Aynı görevlendirme zinciri usta birliğinde de olur. Gülen, usta birliğini İskenderun’da 2. Ordu karargahında Orgeneral Cemal Tural yanında büyük telsizci-istihbarat elemanı- olarak yapar. Askeri kanuna göre bir askerin vaaz verilmesi yasakken Gülen istihbaratçı olduğu için özel harp temelinde vaazlar verir. Gülen, Küçük Dünyam adlı kitabında bu durumu şöyle itiraf eder. “Askeri elbisenin üzerine cübbe giyilmezken ben böyle bir kıyafetle vaaz ediyordum”.

Yine Küçük Dünyam adlı kitabında Cemal Tural ile olan ilişkisini şu şekilde açıklar:

“Cemal Tural o sıralarda 2. Ordu Komutanıydı. Ve hakikaten milliyetçi görünüyordu. Barzani hareketini adım adım takip ediyordu. O günlerde, Güneydoğu'daki bazı evlerde, Barzani'nin resimleri asılıydı. Barzani her an halkı ayaklandırabilir şeklinde şayia vardı. Cemal Tural'a karşı duyduğumuz alaka biraz da Barzani'yi yakın takibe almasından dolayıydı. Şimdi durum ve tutumuza bakınca bir kere daha şu tuhaflıkların karşısında hayrete düşüyorum. Dünkü şaki bugün eller üstünde. Tural Paşamız milliyetçi diyorlar. Türk askeri milliyetçi olmayacak da ne olacak. Allah milliyetçilere uzun ömür versin.”

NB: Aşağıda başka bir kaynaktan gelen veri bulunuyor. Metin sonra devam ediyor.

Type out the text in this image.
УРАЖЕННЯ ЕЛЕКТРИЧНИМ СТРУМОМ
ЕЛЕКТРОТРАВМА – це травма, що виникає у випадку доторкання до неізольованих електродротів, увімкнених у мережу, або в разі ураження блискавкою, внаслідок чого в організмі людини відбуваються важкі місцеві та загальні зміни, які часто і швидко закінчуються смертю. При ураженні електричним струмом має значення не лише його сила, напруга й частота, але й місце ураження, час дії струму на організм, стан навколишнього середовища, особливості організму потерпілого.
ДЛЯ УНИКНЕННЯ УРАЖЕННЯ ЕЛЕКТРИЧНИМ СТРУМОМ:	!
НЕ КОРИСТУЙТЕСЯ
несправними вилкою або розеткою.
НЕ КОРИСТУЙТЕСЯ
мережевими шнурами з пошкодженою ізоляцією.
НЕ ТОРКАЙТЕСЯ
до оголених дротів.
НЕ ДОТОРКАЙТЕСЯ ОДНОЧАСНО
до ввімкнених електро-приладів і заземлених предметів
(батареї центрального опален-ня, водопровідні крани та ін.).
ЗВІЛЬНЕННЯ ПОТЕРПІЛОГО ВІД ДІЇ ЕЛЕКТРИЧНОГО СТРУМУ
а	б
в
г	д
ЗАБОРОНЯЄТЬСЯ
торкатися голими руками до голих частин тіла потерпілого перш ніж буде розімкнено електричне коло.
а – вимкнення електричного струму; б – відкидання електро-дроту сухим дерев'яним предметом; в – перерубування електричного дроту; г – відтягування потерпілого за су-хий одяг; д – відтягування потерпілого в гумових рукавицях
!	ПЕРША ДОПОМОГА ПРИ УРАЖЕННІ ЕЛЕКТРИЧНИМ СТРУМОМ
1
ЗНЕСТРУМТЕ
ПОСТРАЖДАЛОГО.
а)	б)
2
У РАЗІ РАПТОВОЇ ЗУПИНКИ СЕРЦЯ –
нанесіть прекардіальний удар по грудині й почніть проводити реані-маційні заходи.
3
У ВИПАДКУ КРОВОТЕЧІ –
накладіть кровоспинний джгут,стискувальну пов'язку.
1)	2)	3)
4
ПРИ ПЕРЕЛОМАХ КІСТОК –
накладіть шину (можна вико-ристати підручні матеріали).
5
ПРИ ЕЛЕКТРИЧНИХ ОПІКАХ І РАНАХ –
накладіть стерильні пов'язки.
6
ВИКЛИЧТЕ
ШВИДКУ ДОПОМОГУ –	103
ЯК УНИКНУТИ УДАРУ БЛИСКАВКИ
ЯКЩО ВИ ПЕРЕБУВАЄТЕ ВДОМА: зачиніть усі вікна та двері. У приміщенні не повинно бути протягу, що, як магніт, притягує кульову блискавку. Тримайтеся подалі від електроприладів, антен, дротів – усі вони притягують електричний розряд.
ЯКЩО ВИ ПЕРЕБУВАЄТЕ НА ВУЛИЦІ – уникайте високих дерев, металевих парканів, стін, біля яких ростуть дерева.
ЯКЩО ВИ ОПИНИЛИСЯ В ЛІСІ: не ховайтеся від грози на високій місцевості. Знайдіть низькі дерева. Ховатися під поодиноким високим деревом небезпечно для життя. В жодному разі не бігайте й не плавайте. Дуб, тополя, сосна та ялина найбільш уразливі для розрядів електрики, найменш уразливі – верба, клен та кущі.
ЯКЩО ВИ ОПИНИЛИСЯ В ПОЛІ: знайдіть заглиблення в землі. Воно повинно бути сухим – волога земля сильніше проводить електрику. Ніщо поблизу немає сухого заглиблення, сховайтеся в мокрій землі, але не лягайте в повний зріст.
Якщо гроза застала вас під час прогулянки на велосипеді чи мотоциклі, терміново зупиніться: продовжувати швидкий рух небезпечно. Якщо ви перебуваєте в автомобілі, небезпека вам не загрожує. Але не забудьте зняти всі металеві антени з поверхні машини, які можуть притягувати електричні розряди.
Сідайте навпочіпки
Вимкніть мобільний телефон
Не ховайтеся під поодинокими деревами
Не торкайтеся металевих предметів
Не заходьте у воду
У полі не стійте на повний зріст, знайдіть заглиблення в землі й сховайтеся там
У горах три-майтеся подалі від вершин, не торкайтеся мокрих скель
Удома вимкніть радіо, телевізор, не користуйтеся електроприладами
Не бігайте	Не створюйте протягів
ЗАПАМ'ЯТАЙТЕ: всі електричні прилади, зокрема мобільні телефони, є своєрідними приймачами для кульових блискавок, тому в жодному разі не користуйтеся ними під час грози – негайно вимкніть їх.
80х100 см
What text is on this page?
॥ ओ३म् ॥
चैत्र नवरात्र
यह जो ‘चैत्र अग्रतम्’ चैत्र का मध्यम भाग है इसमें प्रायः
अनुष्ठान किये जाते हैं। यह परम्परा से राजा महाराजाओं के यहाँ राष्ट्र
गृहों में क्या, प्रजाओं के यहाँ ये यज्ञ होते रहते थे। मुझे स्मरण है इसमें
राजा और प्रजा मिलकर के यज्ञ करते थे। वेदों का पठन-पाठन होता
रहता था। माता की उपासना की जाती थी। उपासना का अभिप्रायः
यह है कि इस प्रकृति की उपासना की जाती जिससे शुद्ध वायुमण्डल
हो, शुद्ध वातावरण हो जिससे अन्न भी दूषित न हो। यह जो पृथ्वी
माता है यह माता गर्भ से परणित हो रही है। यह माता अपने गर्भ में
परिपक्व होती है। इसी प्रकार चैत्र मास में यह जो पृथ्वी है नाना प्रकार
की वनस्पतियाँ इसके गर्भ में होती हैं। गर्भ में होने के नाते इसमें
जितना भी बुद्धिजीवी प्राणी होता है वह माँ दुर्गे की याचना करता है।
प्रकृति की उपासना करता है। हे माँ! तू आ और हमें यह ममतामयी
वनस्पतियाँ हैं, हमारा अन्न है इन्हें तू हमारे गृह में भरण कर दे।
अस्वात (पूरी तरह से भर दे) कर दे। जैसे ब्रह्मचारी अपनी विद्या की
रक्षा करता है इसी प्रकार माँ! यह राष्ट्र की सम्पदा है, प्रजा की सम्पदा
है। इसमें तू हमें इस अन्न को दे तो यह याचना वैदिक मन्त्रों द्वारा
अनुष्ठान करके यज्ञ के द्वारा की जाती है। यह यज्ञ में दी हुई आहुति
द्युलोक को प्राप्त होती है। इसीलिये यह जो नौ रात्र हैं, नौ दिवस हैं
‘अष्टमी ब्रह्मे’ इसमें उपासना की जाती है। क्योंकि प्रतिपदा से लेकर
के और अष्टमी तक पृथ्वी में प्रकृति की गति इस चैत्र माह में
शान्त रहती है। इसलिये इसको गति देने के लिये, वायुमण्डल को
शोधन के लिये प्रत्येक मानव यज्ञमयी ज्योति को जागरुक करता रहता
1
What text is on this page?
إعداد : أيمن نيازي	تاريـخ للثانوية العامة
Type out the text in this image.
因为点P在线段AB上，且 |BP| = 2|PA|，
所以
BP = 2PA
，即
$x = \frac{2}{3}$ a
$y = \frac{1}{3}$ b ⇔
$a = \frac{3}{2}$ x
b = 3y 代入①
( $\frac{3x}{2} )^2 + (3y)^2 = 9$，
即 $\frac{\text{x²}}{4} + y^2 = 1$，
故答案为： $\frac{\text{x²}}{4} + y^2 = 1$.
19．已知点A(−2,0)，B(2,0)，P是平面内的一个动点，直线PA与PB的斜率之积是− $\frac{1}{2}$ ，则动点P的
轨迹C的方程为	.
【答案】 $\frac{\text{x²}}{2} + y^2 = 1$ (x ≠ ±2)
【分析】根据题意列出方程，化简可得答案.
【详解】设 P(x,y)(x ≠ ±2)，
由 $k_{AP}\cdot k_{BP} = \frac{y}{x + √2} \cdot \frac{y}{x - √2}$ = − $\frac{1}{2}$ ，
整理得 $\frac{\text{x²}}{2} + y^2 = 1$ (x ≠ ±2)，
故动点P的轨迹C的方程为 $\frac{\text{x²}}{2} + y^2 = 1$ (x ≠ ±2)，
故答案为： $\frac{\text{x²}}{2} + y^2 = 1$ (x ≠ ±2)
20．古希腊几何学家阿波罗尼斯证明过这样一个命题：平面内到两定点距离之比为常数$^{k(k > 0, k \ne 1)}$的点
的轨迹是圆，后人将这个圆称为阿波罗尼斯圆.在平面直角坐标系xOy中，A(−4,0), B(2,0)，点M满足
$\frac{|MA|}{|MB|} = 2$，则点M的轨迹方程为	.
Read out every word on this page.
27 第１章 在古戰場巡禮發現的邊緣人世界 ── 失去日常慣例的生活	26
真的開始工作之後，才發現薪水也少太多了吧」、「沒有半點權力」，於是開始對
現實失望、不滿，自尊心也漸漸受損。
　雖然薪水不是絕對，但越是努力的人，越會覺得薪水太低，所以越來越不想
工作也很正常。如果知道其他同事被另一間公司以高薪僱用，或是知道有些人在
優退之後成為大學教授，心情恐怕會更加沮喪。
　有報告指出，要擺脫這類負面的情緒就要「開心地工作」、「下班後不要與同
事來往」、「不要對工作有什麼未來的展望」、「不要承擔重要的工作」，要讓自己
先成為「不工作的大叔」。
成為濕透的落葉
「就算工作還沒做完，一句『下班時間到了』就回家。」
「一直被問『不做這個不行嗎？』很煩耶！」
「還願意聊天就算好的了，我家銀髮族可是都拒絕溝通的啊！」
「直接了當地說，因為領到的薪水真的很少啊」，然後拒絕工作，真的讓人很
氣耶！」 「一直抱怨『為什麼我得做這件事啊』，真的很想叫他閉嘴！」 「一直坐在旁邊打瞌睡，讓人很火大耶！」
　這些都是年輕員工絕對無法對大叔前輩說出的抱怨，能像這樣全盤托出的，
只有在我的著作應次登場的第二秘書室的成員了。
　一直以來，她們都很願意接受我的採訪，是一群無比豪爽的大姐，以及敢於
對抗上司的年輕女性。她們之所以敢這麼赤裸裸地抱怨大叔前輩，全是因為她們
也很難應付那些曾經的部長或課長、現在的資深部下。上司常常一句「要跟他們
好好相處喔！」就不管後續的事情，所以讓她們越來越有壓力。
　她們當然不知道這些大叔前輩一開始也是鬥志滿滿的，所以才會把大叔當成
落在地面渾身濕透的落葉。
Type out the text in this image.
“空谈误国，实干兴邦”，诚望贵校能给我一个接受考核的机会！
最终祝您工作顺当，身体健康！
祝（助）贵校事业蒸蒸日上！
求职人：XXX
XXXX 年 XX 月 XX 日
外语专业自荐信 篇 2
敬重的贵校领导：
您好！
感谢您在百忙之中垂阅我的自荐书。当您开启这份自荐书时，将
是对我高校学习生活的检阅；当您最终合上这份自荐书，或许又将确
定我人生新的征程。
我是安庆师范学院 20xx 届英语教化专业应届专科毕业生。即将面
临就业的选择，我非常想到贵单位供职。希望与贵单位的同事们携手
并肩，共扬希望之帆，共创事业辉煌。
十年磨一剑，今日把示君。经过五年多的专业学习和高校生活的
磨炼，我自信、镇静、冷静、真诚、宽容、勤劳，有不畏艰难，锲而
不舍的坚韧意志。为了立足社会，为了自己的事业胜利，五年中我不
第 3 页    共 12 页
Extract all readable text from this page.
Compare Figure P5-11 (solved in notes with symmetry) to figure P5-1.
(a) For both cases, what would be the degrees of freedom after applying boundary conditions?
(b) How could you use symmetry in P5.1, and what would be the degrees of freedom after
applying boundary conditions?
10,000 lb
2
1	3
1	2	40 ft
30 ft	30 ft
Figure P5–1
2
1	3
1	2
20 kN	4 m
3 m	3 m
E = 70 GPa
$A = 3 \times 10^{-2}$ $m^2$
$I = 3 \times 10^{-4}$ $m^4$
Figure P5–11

Said-i Kurdi’nin mezarını talan edip, cesedini başka yere barakan Cemal Tural ile Fetullah Gülen’in bu kadar organik ilişkilerde olması akla ilginç kuşkular getiriyor:

Fetullah Gülen, Orgeneral Cemal Tural tarafından mı görevlendirildi?

Said-i Kurdi mezarının talan edilmesinde baş planlayıcı Cemal Tural iken, Fetullah Gülen’in bu son sözleri ve Cemal Tural ile ilişkileri yan yana getirilince fotoğraf tamamlanıyor.

Gülen diyor ki, “Saidi Kurdi demiş ki talebelerimden bir iki kişi dışında kimse mezarımın yerini bilmesin”. Hiçbir talebesi yerini bilmiyor. Ama hiçbir talebesi olmayan iki kişi yerini biliyor. Gülen’in konuşmalarından şöyle bir durum açığa çıkıyor gibi. Said-i Kurdi’nin mezar yerini bilenlerden biri mezarını ortadan kaldıran Cemal Tural biri de yaşarken Said-i Kurdi’ye düşman olan ve O’nun hiç talebesi olmayan Fetullah Gülen.

Said-i Kurdi’nin dediği gibi “Düşman nur postuna bürünmüş”.